Gericht: Oberlandesgericht Bremen
Urteil verkündet am 16.06.2004
Aktenzeichen: 1 U 2/04 a
Rechtsgebiete: ZPO


Vorschriften:

ZPO § 270 Abs. 3
ZPO § 207 a.F.
ZPO § 167 n.F.
1. Die Verjährungsunterbrechung durch Zustellung eines Mahnbescheides (§ 270 Abs. 3, § 207 ZPO a.F.) setzt voraus, dass der Antrag auf Erlass eines Mahnbescheides in unverjährter Zeit bei Gericht eingegangen ist.
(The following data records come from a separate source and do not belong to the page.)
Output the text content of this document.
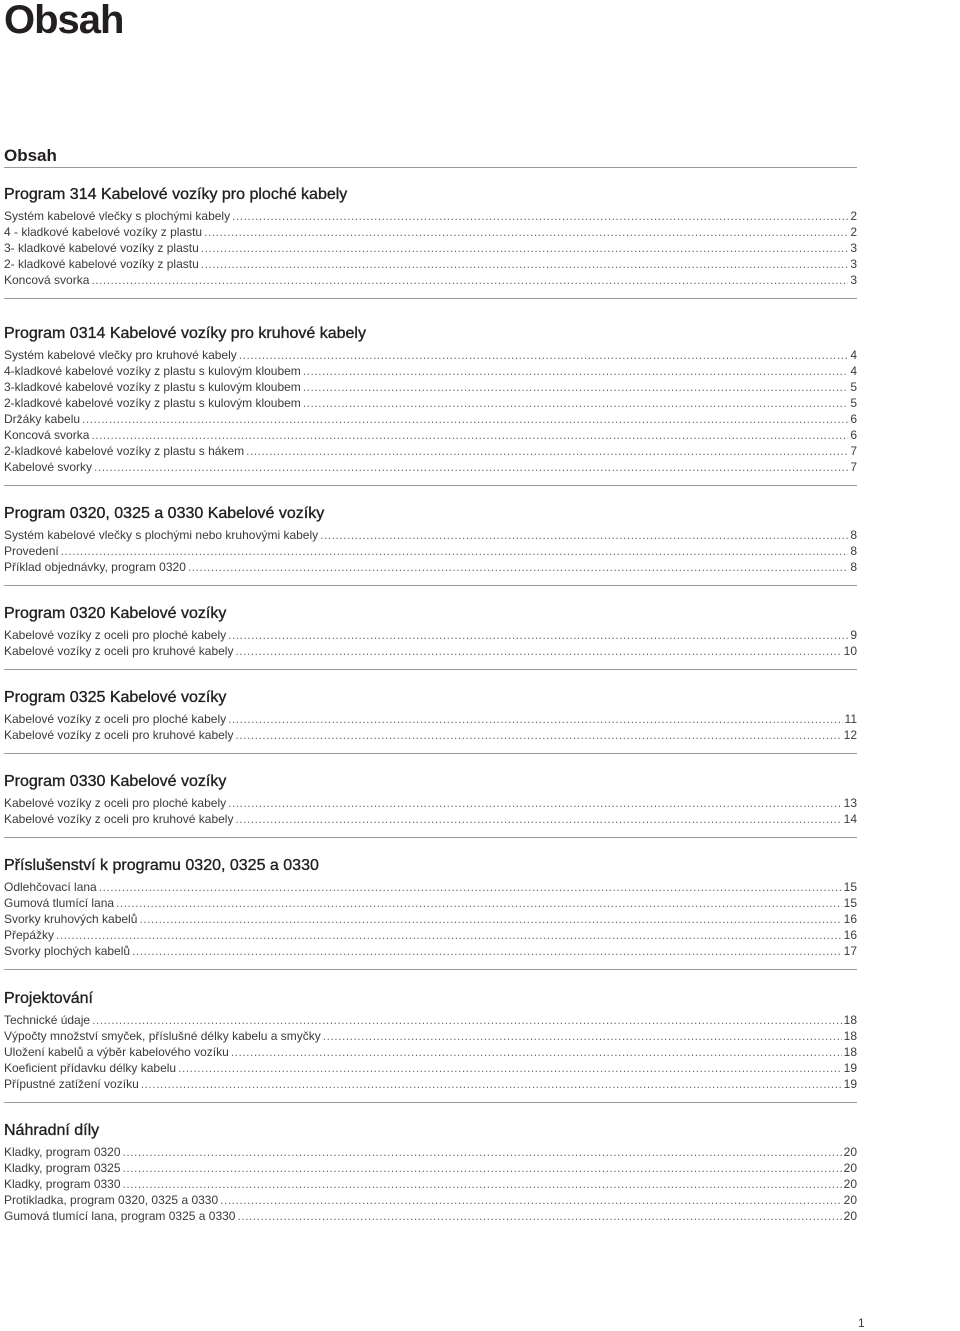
Obsah
Obsah
Program 314 Kabelové vozíky pro ploché kabely
Systém kabelové vlečky s plochými kabely .....	2
4 - kladkové kabelové vozíky z plastu .....	2
3- kladkové kabelové vozíky z plastu .....	3
2- kladkové kabelové vozíky z plastu .....	3
Koncová svorka .....	3
Program 0314 Kabelové vozíky pro kruhové kabely
Systém kabelové vlečky pro kruhové kabely .....	4
4-kladkové kabelové vozíky z plastu s kulovým kloubem .....	4
3-kladkové kabelové vozíky z plastu s kulovým kloubem .....	5
2-kladkové kabelové vozíky z plastu s kulovým kloubem .....	5
Držáky kabelu .....	6
Koncová svorka .....	6
2-kladkové kabelové vozíky z plastu s hákem .....	7
Kabelové svorky .....	7
Program 0320, 0325 a 0330 Kabelové vozíky
Systém kabelové vlečky s plochými nebo kruhovými kabely .....	8
Provedení .....	8
Příklad objednávky, program 0320 .....	8
Program 0320 Kabelové vozíky
Kabelové vozíky z oceli pro ploché kabely .....	9
Kabelové vozíky z oceli pro kruhové kabely .....	10
Program 0325 Kabelové vozíky
Kabelové vozíky z oceli pro ploché kabely .....	11
Kabelové vozíky z oceli pro kruhové kabely .....	12
Program 0330 Kabelové vozíky
Kabelové vozíky z oceli pro ploché kabely .....	13
Kabelové vozíky z oceli pro kruhové kabely .....	14
Příslušenství k programu 0320, 0325 a 0330
Odlehčovací lana .....	15
Gumová tlumící lana .....	15
Svorky kruhových kabelů .....	16
Přepážky .....	16
Svorky plochých kabelů .....	17
Projektování
Technické údaje .....	18
Výpočty množství smyček, příslušné délky kabelu a smyčky .....	18
Uložení kabelů a výběr kabelového vozíku .....	18
Koeficient přídavku délky kabelu .....	19
Přípustné zatížení vozíku .....	19
Náhradní díly
Kladky, program 0320 .....	20
Kladky, program 0325 .....	20
Kladky, program 0330 .....	20
Protikladka, program 0320, 0325 a 0330 .....	20
Gumová tlumící lana, program 0325 a 0330 .....	20
1
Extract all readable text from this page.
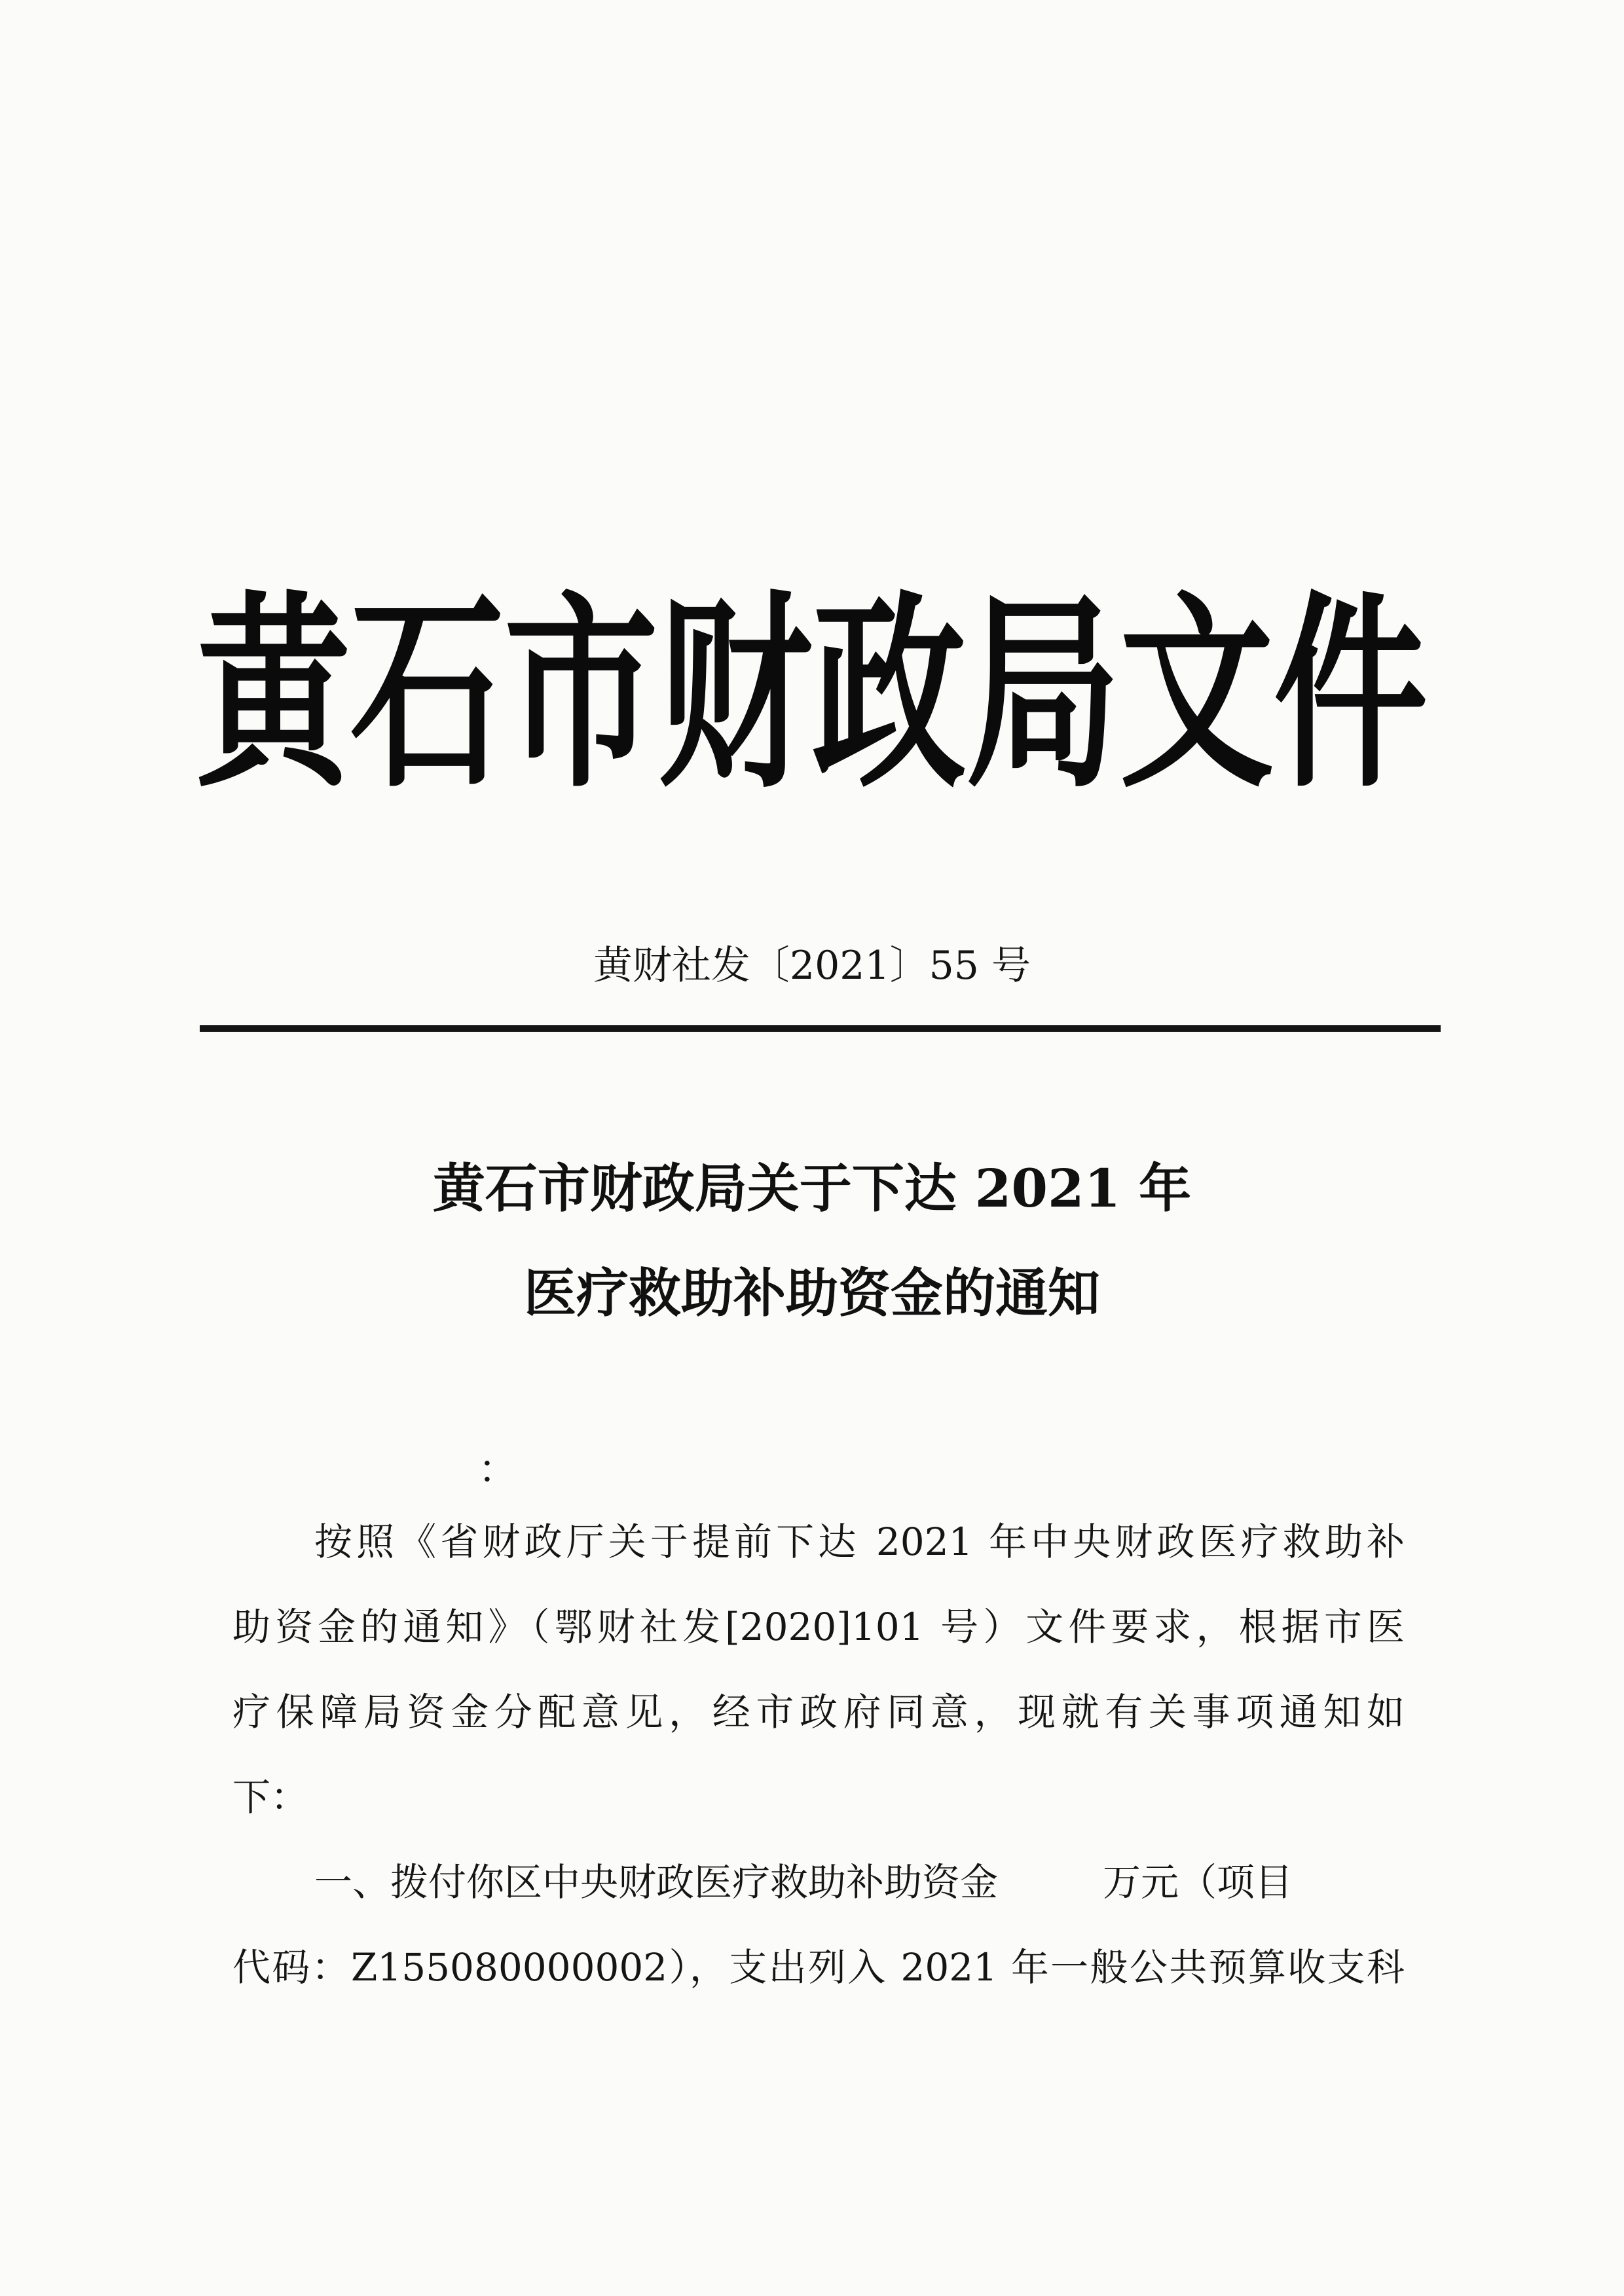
黄 石 市 财 政 局 文 件
黄财社发〔2021〕55 号
黄石市财政局关于下达 2021 年
医疗救助补助资金的通知
：
按照《省财政厅关于提前下达 2021 年中央财政医疗救助补
助资金的通知》（鄂财社发[2020]101 号）文件要求，根据市医
疗保障局资金分配意见，经市政府同意，现就有关事项通知如
下：
一、拨付你区中央财政医疗救助补助资金	万元（项目
代码：Z155080000002），支出列入 2021 年一般公共预算收支科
2. Für den Zeitpunkt des Eingangs des Mahnbescheidsantrages kommt es darauf an, wann der Antrag in die Verfügungsgewalt des in der Adresse angegebenen Gerichts gelangt; eine Mitwirkung des Gerichts (Entgegennahme) ist dabei nicht erforderlich.

3. Bei Übermittlung eines Schriftstückes an eine für mehrere Gerichte bestehende Einlaufstelle begründet die Einlieferung nur die Verfügungsgewalt desjenigen Gerichts, das auf dem eingegangenen Schriftstück als Adressat bezeichnet ist.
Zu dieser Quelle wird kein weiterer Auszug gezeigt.